Зуев : «Так, да не так, гражданин Жестовский. Сметонинских гостей я больше вас насчитаю, то есть с арифметикой у меня и вправду получше будет, а вот сообразительность хромает. Двадцать лет прошло, а я, хоть и страсть как хочется, всё не могу догадаться: что вы такое важное друг другу говорили? У меня слух хороший, но за пятьдесят метров и мне было не разобрать».
Отец : «Ну да, расстояние серьезное, всего не расслышишь, то одно, то другое упустишь, бывает, даже мысль потеряешь».
Зуев : «Вот-вот».
Отец : «Тут я, конечно, помочь смогу, вы, гражданин следователь, обратились по правильному адресу.
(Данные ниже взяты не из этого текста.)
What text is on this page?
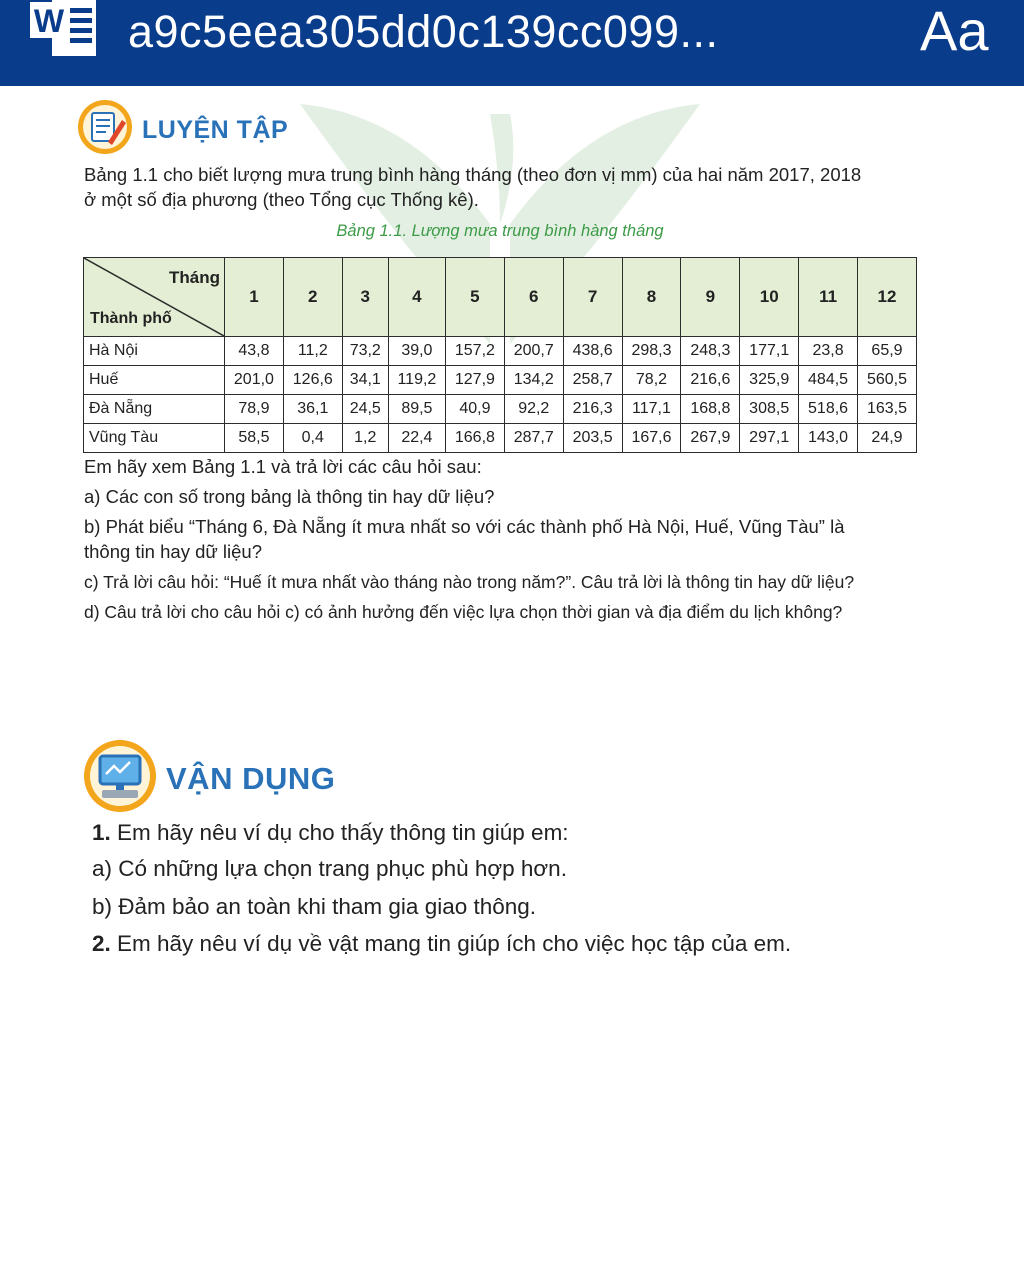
W a9c5eea305dd0c139cc099...	Aa
LUYỆN TẬP
Bảng 1.1 cho biết lượng mưa trung bình hàng tháng (theo đơn vị mm) của hai năm 2017, 2018
ở một số địa phương (theo Tổng cục Thống kê).
Bảng 1.1. Lượng mưa trung bình hàng tháng
Tháng
Thành phố	1	2	3	4	5	6	7	8	9	10	11	12
Hà Nội	43,8	11,2	73,2	39,0	157,2	200,7	438,6	298,3	248,3	177,1	23,8	65,9
Huế	201,0	126,6	34,1	119,2	127,9	134,2	258,7	78,2	216,6	325,9	484,5	560,5
Đà Nẵng	78,9	36,1	24,5	89,5	40,9	92,2	216,3	117,1	168,8	308,5	518,6	163,5
Vũng Tàu	58,5	0,4	1,2	22,4	166,8	287,7	203,5	167,6	267,9	297,1	143,0	24,9
Em hãy xem Bảng 1.1 và trả lời các câu hỏi sau:
a) Các con số trong bảng là thông tin hay dữ liệu?
b) Phát biểu “Tháng 6, Đà Nẵng ít mưa nhất so với các thành phố Hà Nội, Huế, Vũng Tàu” là
thông tin hay dữ liệu?
c) Trả lời câu hỏi: “Huế ít mưa nhất vào tháng nào trong năm?”. Câu trả lời là thông tin hay dữ liệu?
d) Câu trả lời cho câu hỏi c) có ảnh hưởng đến việc lựa chọn thời gian và địa điểm du lịch không?
VẬN DỤNG
1. Em hãy nêu ví dụ cho thấy thông tin giúp em:
a) Có những lựa chọn trang phục phù hợp hơn.
b) Đảm bảo an toàn khi tham gia giao thông.
2. Em hãy nêu ví dụ về vật mang tin giúp ích cho việc học tập của em.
Только я свои показания по Сметонину уже давно дал».
Зуев : «И кому?»
Отец : «Вы, наверное, в мой листок по учету кадров заглядывали?»
Зуев : «Заглядывал».
Отец : «Думаю, там значится, что в 1947 году я был арестован по делу романа “Царство Агамемнона”, который, собственно, и написал. В этом моем Царстве-государстве треть, не меньше, то есть страниц сто пятьдесят – двести – всё Сметонин и его дом. Только в “Агамемноне” я для конспирации усек имя адвоката, получилось Тонин, остальное один в один. В общем, – говорит отец, – поднимаете то мое дело, находите, куда подшита рукопись, и объект весь прямо на блюдечке. Я его красиво сервировал и красиво выложил. И Сметонин у меня живой, а не как сейчас, на Троекуровском кладбище».
Зуев : «Про роман знаю, придет время и для романа, а пока давайте без “Агамемнона”. Наш учитель литературы в десятом классе говорил: у романа свои законы – у жизни свои. Зеркало, конечно, но маленько с изъяном. Случается, что и просто кривое. У “Агамемнона” всё впереди. Я, Жестовский, зуб даю, каждое слово по нему сверю, устрою вам очную ставку. А до тех пор условимся: по программе письменное сочинение в конце месяца, сейчас у нас устный опрос»”.
“В общем, – говорил отец, – ты, Электра, не думай, Зуев меня не одним подкупом взял. Я к тому времени, – продолжал отец, – многажды и разным людям – тому же Сметонину – объяснял, что если самому себе зубы не заговаривать, на воле ничего хорошего, что ни возьми – вранье. Газеты и так понятно, с них спросу нет, но за ними и литература поспешает, и театр. Весело скачут, с молодым задором, вприпрыжку. Люди даже в дневниках сами себе врут: не дай бог чужому на глаза попадется. Говорю: в пятнадцатом году я с Поливановым два месяца по Пошехонью ходил из одной деревни в другую. Записывали, что старики помнят: предания, сказки, песнопения, прибаутки с частушками. Поливанов был до них большой охотник, брал всё, ничем не брезговал.
И вот, говорю, сейчас, когда человека через конвейер пропустили, потом к стенке поставили, кажется, что от него ничего не осталось, даже могилки нету, чтобы прийти цветочки положить. И дома, пусть публично и не отреклись, тоже лишний раз стараются не поминать – у детей жизнь впереди. Им в комсомол, затем в институт, а всплывет, что из семьи репрессированного – пиши пропало. На всех надеждах крест.
А на самом деле, – говорю Сметонину, – только от этих невинноубиенных что-то и останется. Единственная настоящая правда – это что ты на допросе показал, когда тебе душу наизнанку вывернули. Всё вынули о нас и о нашей жизни”.